Когда Люся открыла глаза во второй раз, то увидела над собой кусочек занимающегося раннего утра, тихонько повернула голову и поняла, что лежит в придорожной канаве. Как она туда слетела, почему не удержалась ни за кусты, ни за деревья, об этом думать было некогда, надо было выбираться из этой не захороненной могилы.
Но пошевелиться Люся не могла. Всё существо было пронизано сплошной жестокой болью, кричать не было сил. Да и кому? Кто услышит, кто придёт? Страх лез под кожу, сердце билось в диафрагму, и она то плакала от бессилия, то куда-то уплывала.
Вынырнула Люся из очередного забытья от каких-то посторонних звуков, повела глазами и увидела на краю канавы пожилую элегантную даму в довоенной кокетливой шляпке с вуалеткой.
«Таська, генеральша!» – пронеслось в воспалённом мозгу. Рядом с генеральшей стоял красивый синеглазый мальчик в балетных трико и пуантах. Он держал за руку красивую молодую женщину с такими же синими, как у него, глазами и с русой косой, обёрнутой вокруг изящной головки.
«Милка! Что она делает здесь, в этом забытом богом лесу?»
А лица всё наплывали и наплывали. Вот, как всегда отчаянно жестикулируя, что-то рассказывает весёлой легкомысленной Ляльке Нинка Меерзониха.

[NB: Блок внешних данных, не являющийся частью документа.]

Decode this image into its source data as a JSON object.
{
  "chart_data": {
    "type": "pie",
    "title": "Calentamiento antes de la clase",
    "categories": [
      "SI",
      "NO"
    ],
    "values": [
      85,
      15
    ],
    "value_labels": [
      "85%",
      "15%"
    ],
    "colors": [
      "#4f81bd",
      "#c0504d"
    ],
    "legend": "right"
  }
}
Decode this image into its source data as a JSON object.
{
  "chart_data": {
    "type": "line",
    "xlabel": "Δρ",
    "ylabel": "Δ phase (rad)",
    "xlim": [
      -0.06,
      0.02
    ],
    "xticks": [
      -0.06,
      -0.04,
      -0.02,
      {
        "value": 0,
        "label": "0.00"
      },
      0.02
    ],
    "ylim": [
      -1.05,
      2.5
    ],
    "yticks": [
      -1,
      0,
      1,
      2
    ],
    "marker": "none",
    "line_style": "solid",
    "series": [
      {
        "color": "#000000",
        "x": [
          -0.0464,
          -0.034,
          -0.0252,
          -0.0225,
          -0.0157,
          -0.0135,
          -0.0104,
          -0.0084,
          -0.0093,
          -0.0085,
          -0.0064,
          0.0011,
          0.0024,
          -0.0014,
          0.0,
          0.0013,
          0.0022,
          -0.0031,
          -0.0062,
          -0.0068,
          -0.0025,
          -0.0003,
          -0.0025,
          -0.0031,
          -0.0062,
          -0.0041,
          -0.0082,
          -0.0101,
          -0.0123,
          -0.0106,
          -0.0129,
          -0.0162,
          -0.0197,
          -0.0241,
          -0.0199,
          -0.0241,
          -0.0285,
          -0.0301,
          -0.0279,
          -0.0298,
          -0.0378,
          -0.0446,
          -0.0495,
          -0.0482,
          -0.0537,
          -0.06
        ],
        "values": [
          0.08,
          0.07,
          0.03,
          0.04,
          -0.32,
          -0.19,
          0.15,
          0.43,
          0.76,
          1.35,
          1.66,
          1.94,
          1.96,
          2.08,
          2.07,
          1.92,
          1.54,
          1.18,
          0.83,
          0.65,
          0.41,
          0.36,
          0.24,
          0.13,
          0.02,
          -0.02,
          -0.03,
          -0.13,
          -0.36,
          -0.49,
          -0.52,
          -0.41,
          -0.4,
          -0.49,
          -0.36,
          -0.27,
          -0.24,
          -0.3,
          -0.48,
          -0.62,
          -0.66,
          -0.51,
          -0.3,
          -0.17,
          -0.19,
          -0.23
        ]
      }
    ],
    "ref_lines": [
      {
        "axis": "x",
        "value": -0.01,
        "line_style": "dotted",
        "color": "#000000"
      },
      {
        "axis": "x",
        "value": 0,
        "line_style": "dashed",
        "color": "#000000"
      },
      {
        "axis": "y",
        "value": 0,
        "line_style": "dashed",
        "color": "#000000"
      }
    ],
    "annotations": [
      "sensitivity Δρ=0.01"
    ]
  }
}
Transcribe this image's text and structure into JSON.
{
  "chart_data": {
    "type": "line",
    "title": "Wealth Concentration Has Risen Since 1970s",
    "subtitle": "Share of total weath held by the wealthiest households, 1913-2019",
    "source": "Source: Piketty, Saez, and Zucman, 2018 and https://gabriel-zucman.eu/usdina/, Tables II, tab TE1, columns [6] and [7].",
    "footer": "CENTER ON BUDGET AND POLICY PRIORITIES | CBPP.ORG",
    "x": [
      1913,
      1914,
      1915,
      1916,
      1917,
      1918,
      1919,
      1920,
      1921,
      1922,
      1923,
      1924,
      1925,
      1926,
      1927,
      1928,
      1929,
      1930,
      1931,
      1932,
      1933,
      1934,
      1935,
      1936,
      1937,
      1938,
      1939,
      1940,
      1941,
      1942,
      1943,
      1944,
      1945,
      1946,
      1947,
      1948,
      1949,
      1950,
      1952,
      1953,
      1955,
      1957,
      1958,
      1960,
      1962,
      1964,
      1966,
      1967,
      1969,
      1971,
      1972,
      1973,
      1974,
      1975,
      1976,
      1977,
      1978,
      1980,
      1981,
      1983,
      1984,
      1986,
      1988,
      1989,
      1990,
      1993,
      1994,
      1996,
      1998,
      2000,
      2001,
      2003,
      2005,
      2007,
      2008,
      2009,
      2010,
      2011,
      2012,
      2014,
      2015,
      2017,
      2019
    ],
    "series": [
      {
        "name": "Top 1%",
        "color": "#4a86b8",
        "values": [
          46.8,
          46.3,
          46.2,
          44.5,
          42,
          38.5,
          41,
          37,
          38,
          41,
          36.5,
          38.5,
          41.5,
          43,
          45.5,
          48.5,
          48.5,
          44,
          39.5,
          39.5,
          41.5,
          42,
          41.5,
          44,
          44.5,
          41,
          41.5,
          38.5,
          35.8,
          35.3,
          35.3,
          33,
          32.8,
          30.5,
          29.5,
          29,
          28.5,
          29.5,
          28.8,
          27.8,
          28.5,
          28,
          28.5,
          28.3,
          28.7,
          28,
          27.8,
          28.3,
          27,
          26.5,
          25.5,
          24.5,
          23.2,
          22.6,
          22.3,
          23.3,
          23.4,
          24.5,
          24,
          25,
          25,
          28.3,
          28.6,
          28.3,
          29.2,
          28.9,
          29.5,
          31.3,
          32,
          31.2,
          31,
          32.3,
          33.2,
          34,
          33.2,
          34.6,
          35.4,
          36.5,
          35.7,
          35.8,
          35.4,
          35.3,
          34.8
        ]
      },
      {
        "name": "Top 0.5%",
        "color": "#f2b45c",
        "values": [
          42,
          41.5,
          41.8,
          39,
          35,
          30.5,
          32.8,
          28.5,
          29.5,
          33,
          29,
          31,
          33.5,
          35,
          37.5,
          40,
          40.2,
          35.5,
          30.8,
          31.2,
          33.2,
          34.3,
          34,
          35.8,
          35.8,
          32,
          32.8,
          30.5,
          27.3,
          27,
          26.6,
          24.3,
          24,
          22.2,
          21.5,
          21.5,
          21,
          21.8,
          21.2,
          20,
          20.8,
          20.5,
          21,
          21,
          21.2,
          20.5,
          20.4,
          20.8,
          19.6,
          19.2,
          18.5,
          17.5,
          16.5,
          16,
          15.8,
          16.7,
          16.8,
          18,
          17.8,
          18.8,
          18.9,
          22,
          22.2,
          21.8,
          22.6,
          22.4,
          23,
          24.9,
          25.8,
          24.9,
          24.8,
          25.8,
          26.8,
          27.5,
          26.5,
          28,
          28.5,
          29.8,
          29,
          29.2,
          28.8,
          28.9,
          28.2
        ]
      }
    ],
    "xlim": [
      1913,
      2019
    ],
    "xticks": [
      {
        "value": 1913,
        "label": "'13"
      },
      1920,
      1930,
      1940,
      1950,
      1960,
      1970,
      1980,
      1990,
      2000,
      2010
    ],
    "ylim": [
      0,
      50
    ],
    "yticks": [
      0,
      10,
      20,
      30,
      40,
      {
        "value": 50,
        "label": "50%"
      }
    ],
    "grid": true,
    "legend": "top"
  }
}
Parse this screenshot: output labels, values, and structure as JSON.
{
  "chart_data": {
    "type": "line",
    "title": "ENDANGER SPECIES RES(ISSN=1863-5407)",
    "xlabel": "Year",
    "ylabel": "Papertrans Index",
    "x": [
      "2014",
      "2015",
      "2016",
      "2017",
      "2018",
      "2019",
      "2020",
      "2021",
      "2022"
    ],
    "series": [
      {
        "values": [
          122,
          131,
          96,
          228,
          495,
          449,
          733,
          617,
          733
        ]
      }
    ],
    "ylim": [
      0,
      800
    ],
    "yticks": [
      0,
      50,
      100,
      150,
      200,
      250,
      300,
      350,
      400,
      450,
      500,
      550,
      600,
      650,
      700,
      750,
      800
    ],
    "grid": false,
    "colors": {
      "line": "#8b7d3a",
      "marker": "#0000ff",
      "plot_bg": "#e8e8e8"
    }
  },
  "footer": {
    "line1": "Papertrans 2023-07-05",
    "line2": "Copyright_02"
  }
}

Они смеются и предлагают присоединиться к их веселью интеллигентному мужчине в больших, сильных очках. Мишенька, а это был именно он, смущается и отходит к красивой загорелой женщине в голом сарафане. От женщины исходит мелодичный звон. Откуда он? Наверное, от множества браслетов на её прекрасных руках. А Лялька берёт гитару и хрустальным голосом напевает: «Всё зря, ля – ля, всё зря – ля – ля!»
Где-то за соснами мелькнуло мамино, умытое слезами, лицо.
Она знает всех этих людей, кроме той, стройной и загорелой, с поющими браслетами. Они помогут ей подняться, вытащат из ада боли и страха! Им стоит только протянуть к ней руки, она ухватится за эти надёжные руки и будет спасена!
Но почему, почему они не тянутся к ней, не хотят её спасти? Это та, в браслетах и с голой спиной не пускает их к ней! Но почему, почему?
Люся потянулась к ним всем своим измученным телом сквозь боль и муку, но яркая вспышка взорвалась под гривой рыжих роскошных волос, полоснула по глазам и по сердцу, всё погасив вокруг.